Half of newly diagnosed patients with bronchiectasis in the U.S. also have chronic obstructive pulmonary disease (COPD), associated with a history of smoking and a higher number of hospitalizations, according to a recent study.
These findings highlight the need for additional studies to understand the differences between bronchiectasis patients with and without COPD.
The study, “Bronchiectasis patient characteristics and healthcare utilization history in U.S. Medicare enrollees with prescription drug plans, 2006-2014,” was published in the CHEST journal.
Bronchiectasis is an increasingly common chronic disease, but its true prevalence is still difficult to estimate, partly because of its diversity and the lack of appropriate screening. Recent estimates have suggested that the incidence of bronchiectasis has surpassed the threshold for a rare disease in the U.S., defined as a disease affecting less than 200,000 people.
Bronchiectasis and COPD — a group of progressive lung diseases characterized by increasing breathlessness — are frequently overlapping diagnoses. Previous studies have reported that 20-52% of bronchiectasis patients have overlapping COPD, and that the prevalence of bronchiectasis in COPD patients increases with age.
Several studies have suggested that patients with both illnesses tend to have poorer respiratory function, more frequent exacerbations or flares, more hospitalizations, and higher mortality rates. For these patients, appropriate evaluations to confirm the primary underlying disease and the severity of each are needed, because finding the right treatment depends on it.
However, the relationship between the two conditions and the importance of the dual diagnosis remains unclear.
Researchers have now evaluated the prevalence and characteristics of people older than 65 who had been newly diagnosed with bronchiectasis in the U.S., using data from Medicare between 2006 and 2014.
They found that the average annual prevalence of bronchiectasis in the U.S. during 2012-2014 was 701 per 100,000 people, which they noted was higher than previously reported.
From a total of 252,043 patients older than 65 at the time of bronchiectasis diagnosis, 175,572 (69.7%) were newly diagnosed.
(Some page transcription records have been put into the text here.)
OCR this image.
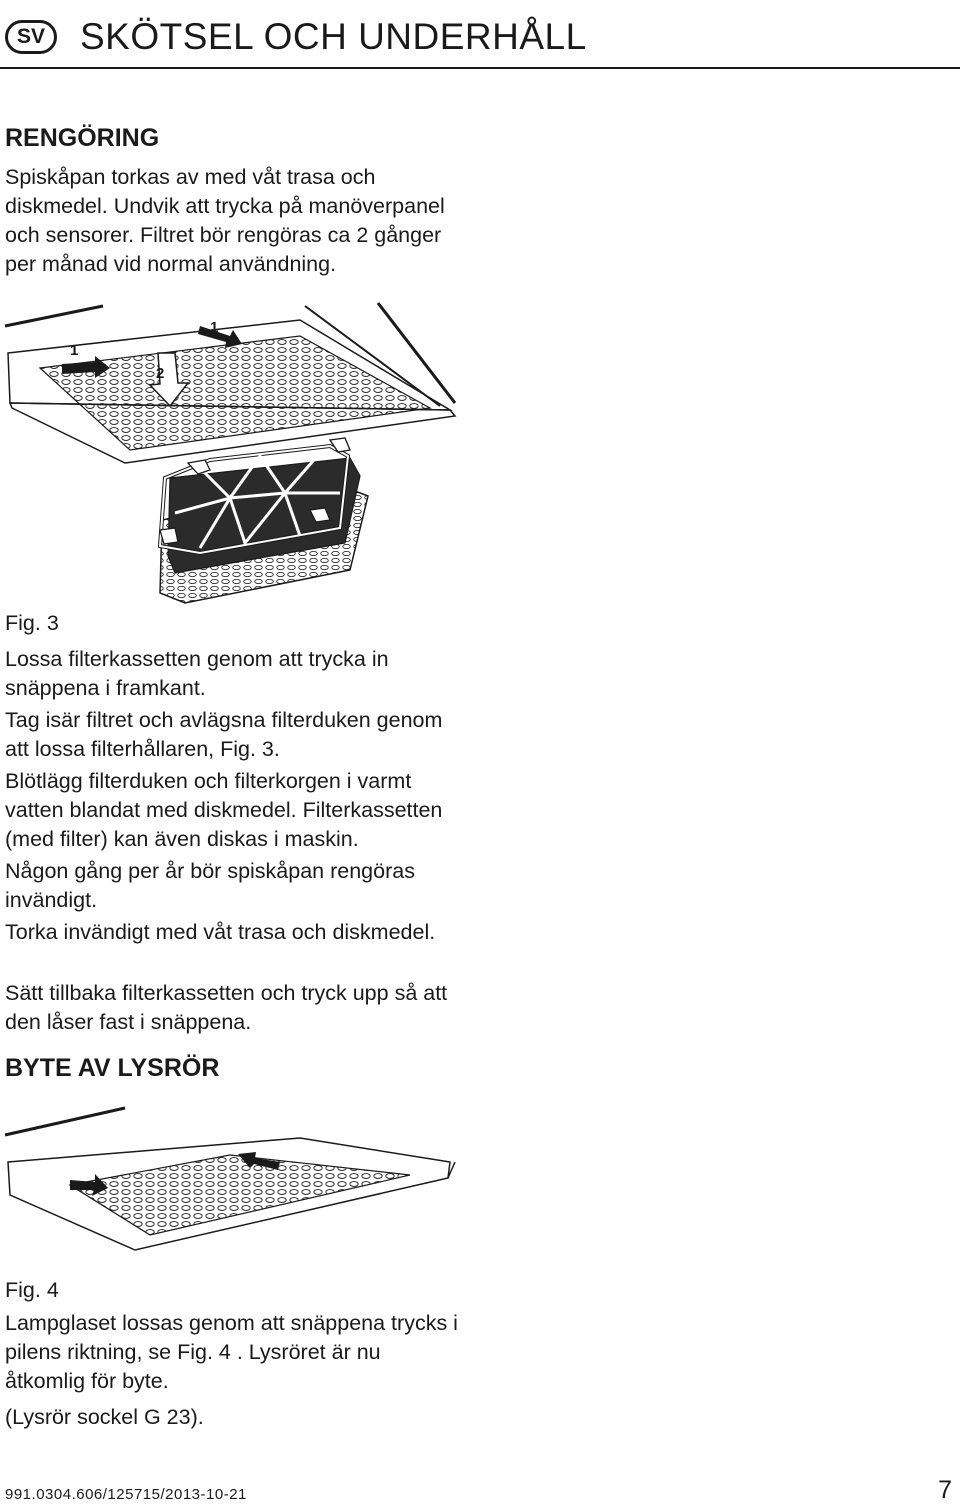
SV SKÖTSEL OCH UNDERHÅLL
RENGÖRING

Spiskåpan torkas av med våt trasa och diskmedel. Undvik att trycka på manöverpanel och sensorer. Filtret bör rengöras ca 2 gånger per månad vid normal användning.

1
1
2

Fig. 3

Lossa filterkassetten genom att trycka in snäppena i framkant.

Tag isär filtret och avlägsna filterduken genom att lossa filterhållaren, Fig. 3.

Blötlägg filterduken och filterkorgen i varmt vatten blandat med diskmedel. Filterkassetten (med filter) kan även diskas i maskin.

Någon gång per år bör spiskåpan rengöras invändigt.

Torka invändigt med våt trasa och diskmedel.

Sätt tillbaka filterkassetten och tryck upp så att den låser fast i snäppena.

BYTE AV LYSRÖR

Fig. 4

Lampglaset lossas genom att snäppena trycks i pilens riktning, se Fig. 4 . Lysröret är nu åtkomlig för byte.

(Lysrör sockel G 23).

991.0304.606/125715/2013-10-21	7
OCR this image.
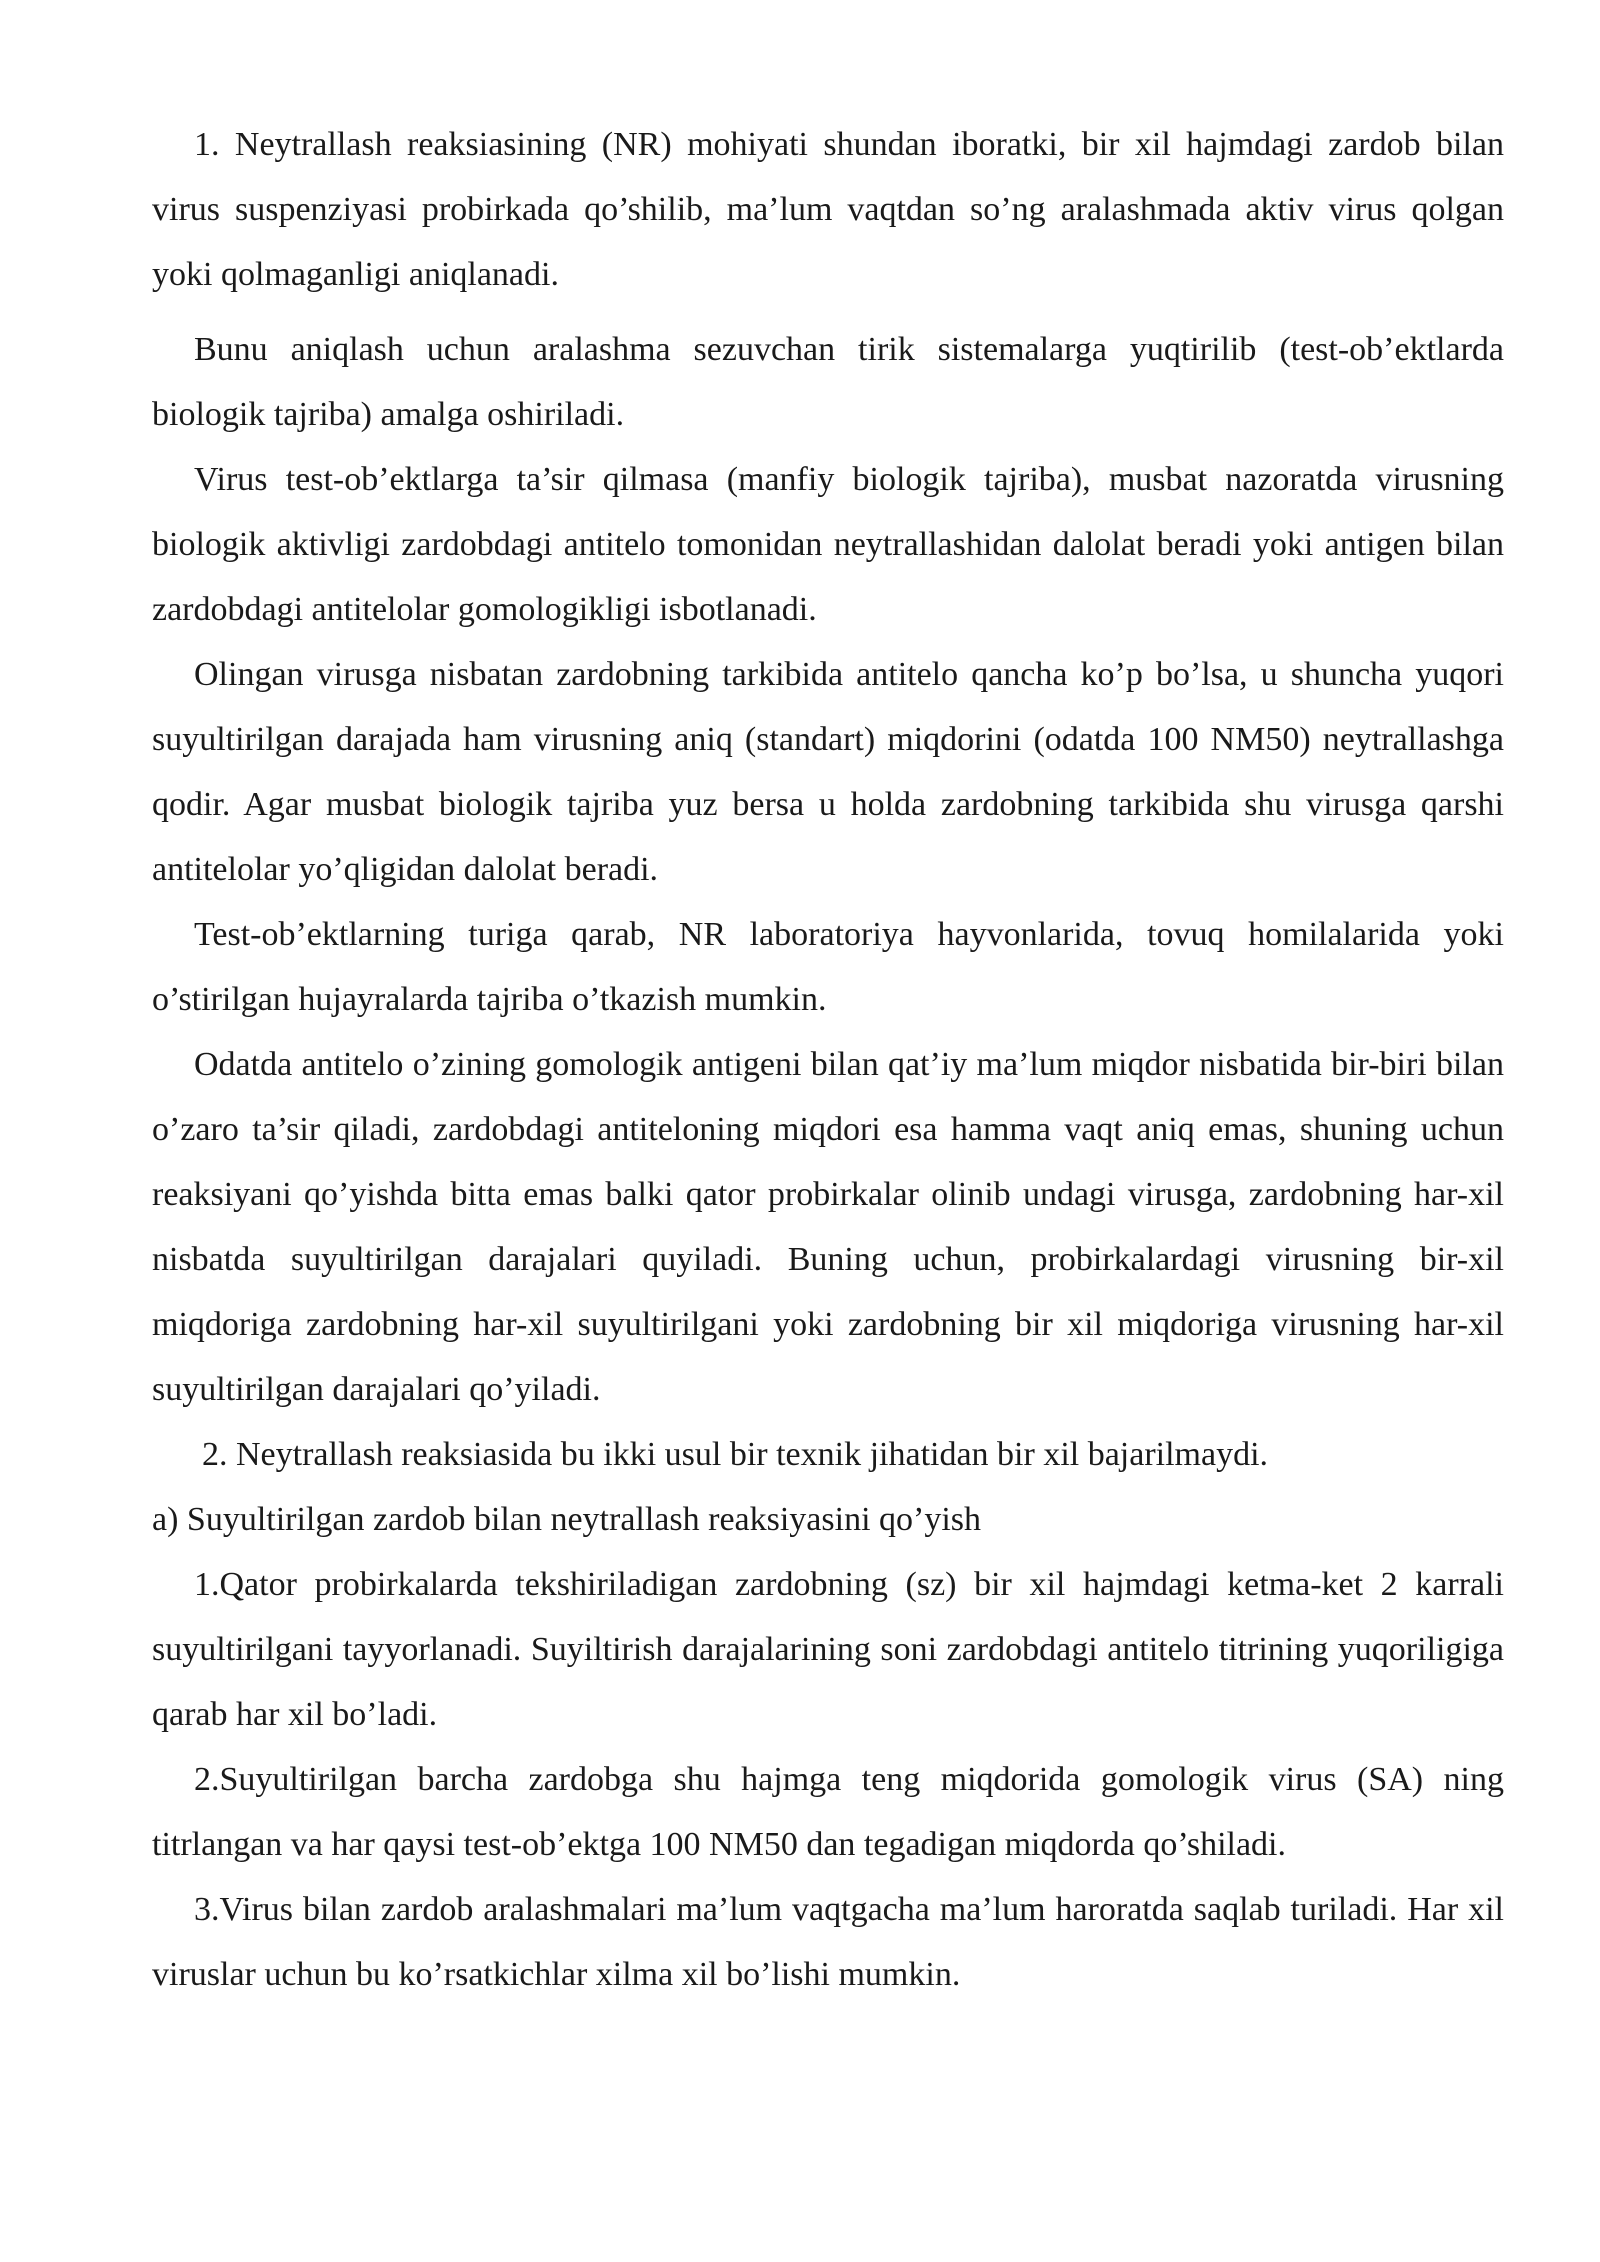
1. Neytrallash reaksiasining (NR) mohiyati shundan iboratki, bir xil hajmdagi zardob bilan virus suspenziyasi probirkada qo’shilib, ma’lum vaqtdan so’ng aralashmada aktiv virus qolgan yoki qolmaganligi aniqlanadi.

Bunu aniqlash uchun aralashma sezuvchan tirik sistemalarga yuqtirilib (test-ob’ektlarda biologik tajriba) amalga oshiriladi.

Virus test-ob’ektlarga ta’sir qilmasa (manfiy biologik tajriba), musbat nazoratda virusning biologik aktivligi zardobdagi antitelo tomonidan neytrallashidan dalolat beradi yoki antigen bilan zardobdagi antitelolar gomologikligi isbotlanadi.

Olingan virusga nisbatan zardobning tarkibida antitelo qancha ko’p bo’lsa, u shuncha yuqori suyultirilgan darajada ham virusning aniq (standart) miqdorini (odatda 100 NM50) neytrallashga qodir. Agar musbat biologik tajriba yuz bersa u holda zardobning tarkibida shu virusga qarshi antitelolar yo’qligidan dalolat beradi.

Test-ob’ektlarning turiga qarab, NR laboratoriya hayvonlarida, tovuq homilalarida yoki o’stirilgan hujayralarda tajriba o’tkazish mumkin.

Odatda antitelo o’zining gomologik antigeni bilan qat’iy ma’lum miqdor nisbatida bir-biri bilan o’zaro ta’sir qiladi, zardobdagi antiteloning miqdori esa hamma vaqt aniq emas, shuning uchun reaksiyani qo’yishda bitta emas balki qator probirkalar olinib undagi virusga, zardobning har-xil nisbatda suyultirilgan darajalari quyiladi. Buning uchun, probirkalardagi virusning bir-xil miqdoriga zardobning har-xil suyultirilgani yoki zardobning bir xil miqdoriga virusning har-xil suyultirilgan darajalari qo’yiladi.

2. Neytrallash reaksiasida bu ikki usul bir texnik jihatidan bir xil bajarilmaydi.

a) Suyultirilgan zardob bilan neytrallash reaksiyasini qo’yish

1.Qator probirkalarda tekshiriladigan zardobning (sz) bir xil hajmdagi ketma-ket 2 karrali suyultirilgani tayyorlanadi. Suyiltirish darajalarining soni zardobdagi antitelo titrining yuqoriligiga qarab har xil bo’ladi.

2.Suyultirilgan barcha zardobga shu hajmga teng miqdorida gomologik virus (SA) ning titrlangan va har qaysi test-ob’ektga 100 NM50 dan tegadigan miqdorda qo’shiladi.

3.Virus bilan zardob aralashmalari ma’lum vaqtgacha ma’lum haroratda saqlab turiladi. Har xil viruslar uchun bu ko’rsatkichlar xilma xil bo’lishi mumkin.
These patients’ mean age was 76, and most of them were women (64.6%) and predominantly non-Hispanic white (84.2%).
Of these newly diagnosed bronchiectasis patients, 51% (89,958 people) were also diagnosed with COPD. Compared with bronchiectasis patients without a COPD diagnosis, patients with a dual diagnosis were significantly more likely to have a history of smoking (46.3% versus 16.7% in patients with bronchiectasis only), asthma (40.3 versus 15.7%), as well as higher hospitalization rates (1.52% versus 0.91%).
Patients with both bronchiectasis and COPD also had more indicators of poorer health, namely an increased use of antibiotics, corticosteroids, bronchodilators, and oxygen therapy, and more respiratory infections and physician office visits than patients with bronchiectasis only.
Researchers also found that patients diagnosed at an older age “may be more likely to have bronchiectasis caused by repeated infections or COPD than an underlying genetic predisposition,” they said.
They also noted that half of newly diagnosed patients had no record of treated acute respiratory infections in the previous year, suggesting there may be a large group of people with bronchiectasis that have no symptoms.
The team concluded that half of newly diagnosed bronchiectasis patients also have COPD, which is “associated with poorer health indicators and higher utilization” of healthcare resources.
Considering the study identified more than 250,000 Medicare patients with a bronchiectasis diagnosis over a nine-year period, they highlighted that “bronchiectasis is likely no longer an “orphan” disease in the U.S. and the burden of disease in the aging population deserves further attention.”